Unpublished (unpublishable?) review time.
So, there’s this funny story about rape, incest, and social isolation, wanna hear it?
Poor Alisa (Kinkao) just wants to see what’s “on the other side of the ocean,” and who can blame her, she’s been trapped on an island all her life by her perverted papa. He tells her the outside world is a “boring place filled with boring people.” Fed up, she dives into the sea, and heads to the other side.
Meanwhile in this “boring place” one of these so-called “boring people,“ Harumi (Yumi Yoshiki), is partaking in a bout of mutual masturbation at the dinner table with her stone-cold mother-in-law (Kiyomi Ito) while aloof husband Yoshio (Koichi Imaizumi) casually chows down.

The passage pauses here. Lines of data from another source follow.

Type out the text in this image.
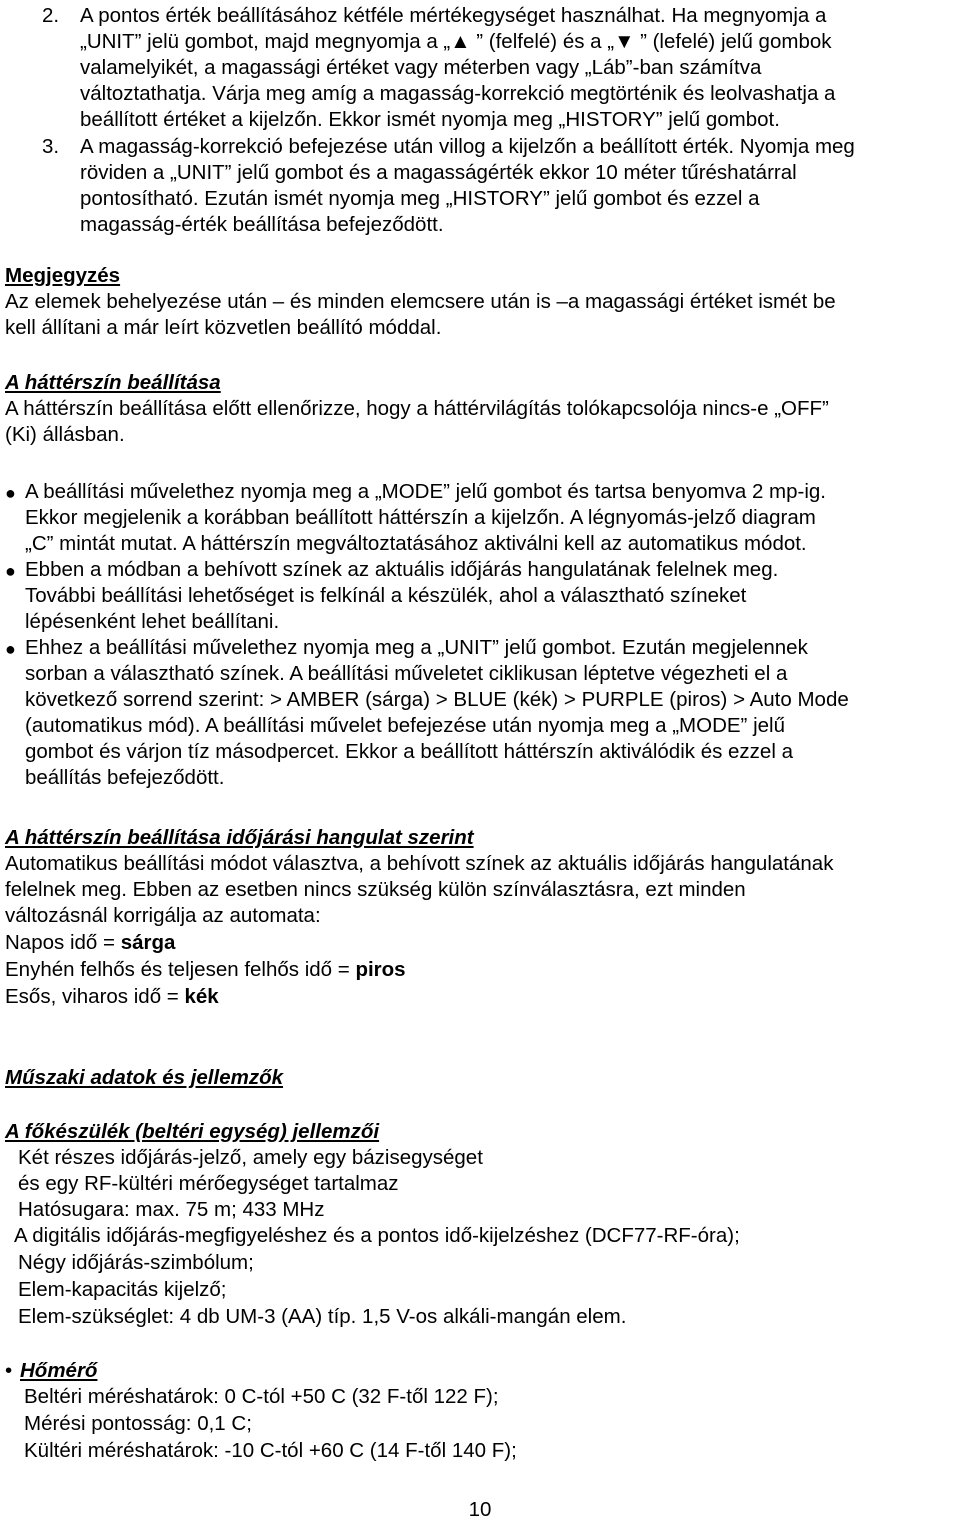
2. A pontos érték beállításához kétféle mértékegységet használhat. Ha megnyomja a
„UNIT” jelü gombot, majd megnyomja a „▲ ” (felfelé) és a „▼ ” (lefelé) jelű gombok
valamelyikét, a magassági értéket vagy méterben vagy „Láb”-ban számítva
változtathatja. Várja meg amíg a magasság-korrekció megtörténik és leolvashatja a
beállított értéket a kijelzőn. Ekkor ismét nyomja meg „HISTORY” jelű gombot.
3. A magasság-korrekció befejezése után villog a kijelzőn a beállított érték. Nyomja meg
röviden a „UNIT” jelű gombot és a magasságérték ekkor 10 méter tűréshatárral
pontosítható. Ezután ismét nyomja meg „HISTORY” jelű gombot és ezzel a
magasság-érték beállítása befejeződött.
Megjegyzés
Az elemek behelyezése után – és minden elemcsere után is –a magassági értéket ismét be
kell állítani a már leírt közvetlen beállító móddal.
A háttérszín beállítása
A háttérszín beállítása előtt ellenőrizze, hogy a háttérvilágítás tolókapcsolója nincs-e „OFF”
(Ki) állásban.
● A beállítási művelethez nyomja meg a „MODE” jelű gombot és tartsa benyomva 2 mp-ig.
Ekkor megjelenik a korábban beállított háttérszín a kijelzőn. A légnyomás-jelző diagram
„C” mintát mutat. A háttérszín megváltoztatásához aktiválni kell az automatikus módot.
● Ebben a módban a behívott színek az aktuális időjárás hangulatának felelnek meg.
További beállítási lehetőséget is felkínál a készülék, ahol a választható színeket
lépésenként lehet beállítani.
● Ehhez a beállítási művelethez nyomja meg a „UNIT” jelű gombot. Ezután megjelennek
sorban a választható színek. A beállítási műveletet ciklikusan léptetve végezheti el a
következő sorrend szerint: > AMBER (sárga) > BLUE (kék) > PURPLE (piros) > Auto Mode
(automatikus mód). A beállítási művelet befejezése után nyomja meg a „MODE” jelű
gombot és várjon tíz másodpercet. Ekkor a beállított háttérszín aktiválódik és ezzel a
beállítás befejeződött.
A háttérszín beállítása időjárási hangulat szerint
Automatikus beállítási módot választva, a behívott színek az aktuális időjárás hangulatának
felelnek meg. Ebben az esetben nincs szükség külön színválasztásra, ezt minden
változásnál korrigálja az automata:
Napos idő = sárga
Enyhén felhős és teljesen felhős idő = piros
Esős, viharos idő = kék
Műszaki adatok és jellemzők
A főkészülék (beltéri egység) jellemzői
Két részes időjárás-jelző, amely egy bázisegységet
és egy RF-kültéri mérőegységet tartalmaz
Hatósugara: max. 75 m; 433 MHz
A digitális időjárás-megfigyeléshez és a pontos idő-kijelzéshez (DCF77-RF-óra);
Négy időjárás-szimbólum;
Elem-kapacitás kijelző;
Elem-szükséglet: 4 db UM-3 (AA) típ. 1,5 V-os alkáli-mangán elem.
• Hőmérő
Beltéri méréshatárok: 0 C-tól +50 C (32 F-től 122 F);
Mérési pontosság: 0,1 C;
Kültéri méréshatárok: -10 C-tól +60 C (14 F-től 140 F);
10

Mom’s pissed that she doesn’t have a grandbaby yet, and wants to make sure Harumi’s what her son needs in the bedroom.
Later that night, Alisa washes ashore, and is greeted by a gaggle of grimy fishermen, looking for love… or gang rape; when you stink of rotting fish, you can’t be too choosey. After one stumbles out into the street and brags to a local yakuza that he just “fucked a mermaid,“ Alisa gets put to work as a chainsaw-wielding dominatrix at Harumi’s mother-in-law’s fetish club; where a prominent politician dons his finest bib and bonnet ensemble.

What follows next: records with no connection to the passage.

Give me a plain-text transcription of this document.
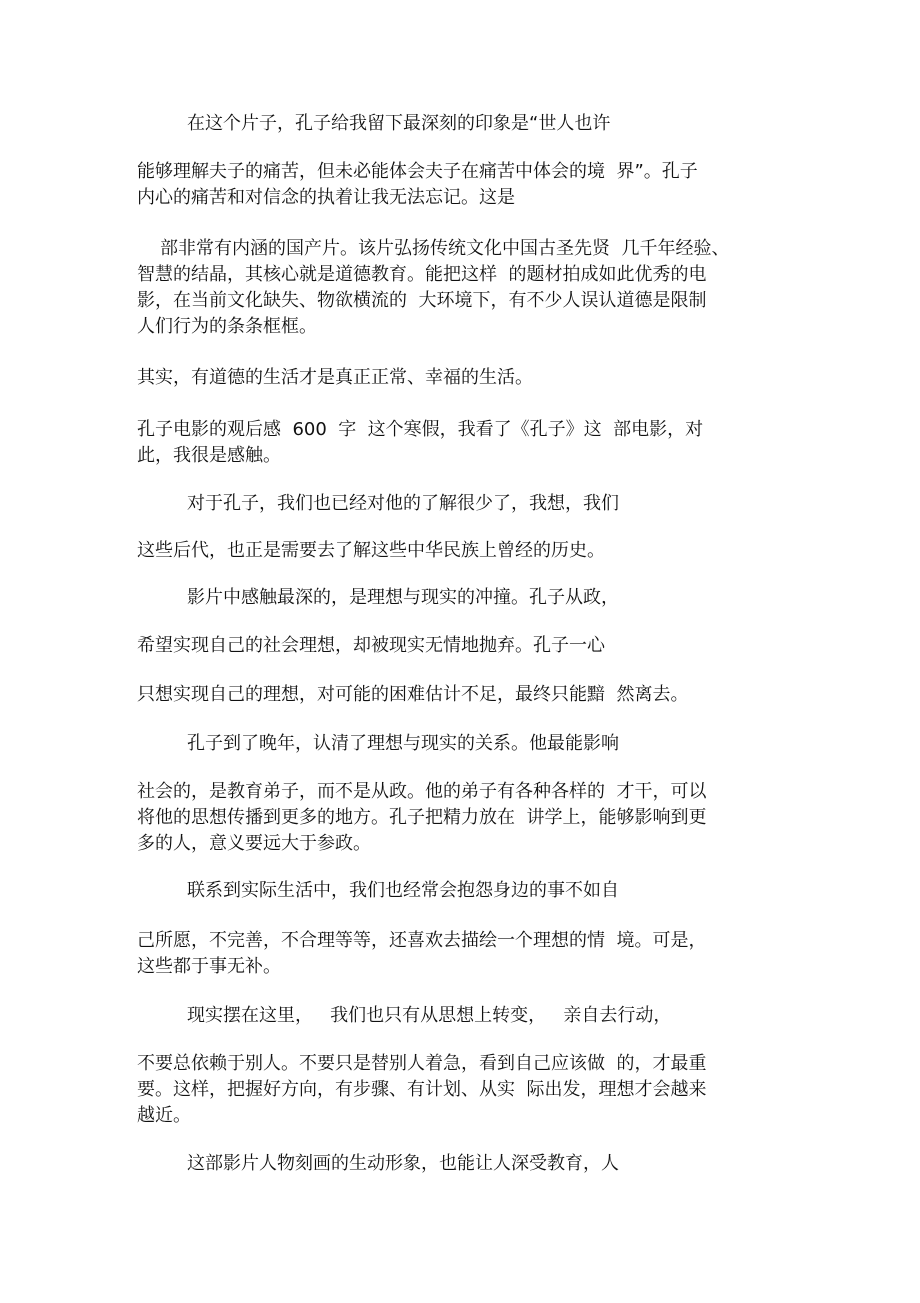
在这个片子，孔子给我留下最深刻的印象是“世人也许

能够理解夫子的痛苦，但未必能体会夫子在痛苦中体会的境  界”。孔子

内心的痛苦和对信念的执着让我无法忘记。这是

部非常有内涵的国产片。该片弘扬传统文化中国古圣先贤  几千年经验、

智慧的结晶，其核心就是道德教育。能把这样  的题材拍成如此优秀的电

影，在当前文化缺失、物欲横流的  大环境下，有不少人误认道德是限制

人们行为的条条框框。

其实，有道德的生活才是真正正常、幸福的生活。

孔子电影的观后感  600  字  这个寒假，我看了《孔子》这  部电影，对

此，我很是感触。

对于孔子，我们也已经对他的了解很少了，我想，我们

这些后代，也正是需要去了解这些中华民族上曾经的历史。

影片中感触最深的，是理想与现实的冲撞。孔子从政，

希望实现自己的社会理想，却被现实无情地抛弃。孔子一心

只想实现自己的理想，对可能的困难估计不足，最终只能黯  然离去。

孔子到了晚年，认清了理想与现实的关系。他最能影响

社会的，是教育弟子，而不是从政。他的弟子有各种各样的  才干，可以

将他的思想传播到更多的地方。孔子把精力放在  讲学上，能够影响到更

多的人，意义要远大于参政。

联系到实际生活中，我们也经常会抱怨身边的事不如自

己所愿，不完善，不合理等等，还喜欢去描绘一个理想的情  境。可是，

这些都于事无补。

现实摆在这里，   我们也只有从思想上转变，   亲自去行动，

不要总依赖于别人。不要只是替别人着急，看到自己应该做  的，才最重

要。这样，把握好方向，有步骤、有计划、从实  际出发，理想才会越来

越近。

这部影片人物刻画的生动形象，也能让人深受教育，人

Then “boring” Harumi drops her drab-duds, puts on a little black number, and hits the red-light circuit for a little “play”, while Alisa ends up with a sack of cash and a new perspective of the world. Humping and hijinks ensue as these characters join in the night, looking for rafureshia, the “flower of illusion.”
Who would'a thunk it: a light-hearted comedy from Hisayasu Sato. Well, as light-hearted as something from the director of Lolita Vibrator Torture is going to get.
Hitting the pinku scene in the 80s with the impact of a brick to the dick, Sato established himself, along with directors Takahisa Zeze, Kazuhiro Sano, and Toshiki Sato, as one of the “Four Kings of Pink”. They were a group whose pinky pontifications looked less like the biker babe bonanzas of Toei, and more like the transgressive cinema of Nick Zedd and Richard Kern.
The Kings weren’t so interested in getting you hot n‘ heavy, as using the naughty action to reveal the often dark inner workings of their characters. Breakdowns, isolation, and extreme sadism filled their features, and Sato was arguably the most caustic of the bunch. In roughly ten years he created some sixty films, nearly all the stuff of sexual-nightmares, where rapists dwell in concrete blocks, and every character is a naïve or twisted social outcast.
Which makes this slap-stick sex-fest the odd bird in his filmography; with gags involving cross-dressers, katanas, and cutlery to the crotch replacing the vicious violence and emotional breakdowns. Still, there’s gang-rape, underground fetish clubs, and mental and sexual abuse, but it’s the kind that tickles your funny bone.
So leave the raincoat at home, and put away the K.Y. because this isn’t some pallid porno, this is pink, and the King is going to make sure you never make that mistake.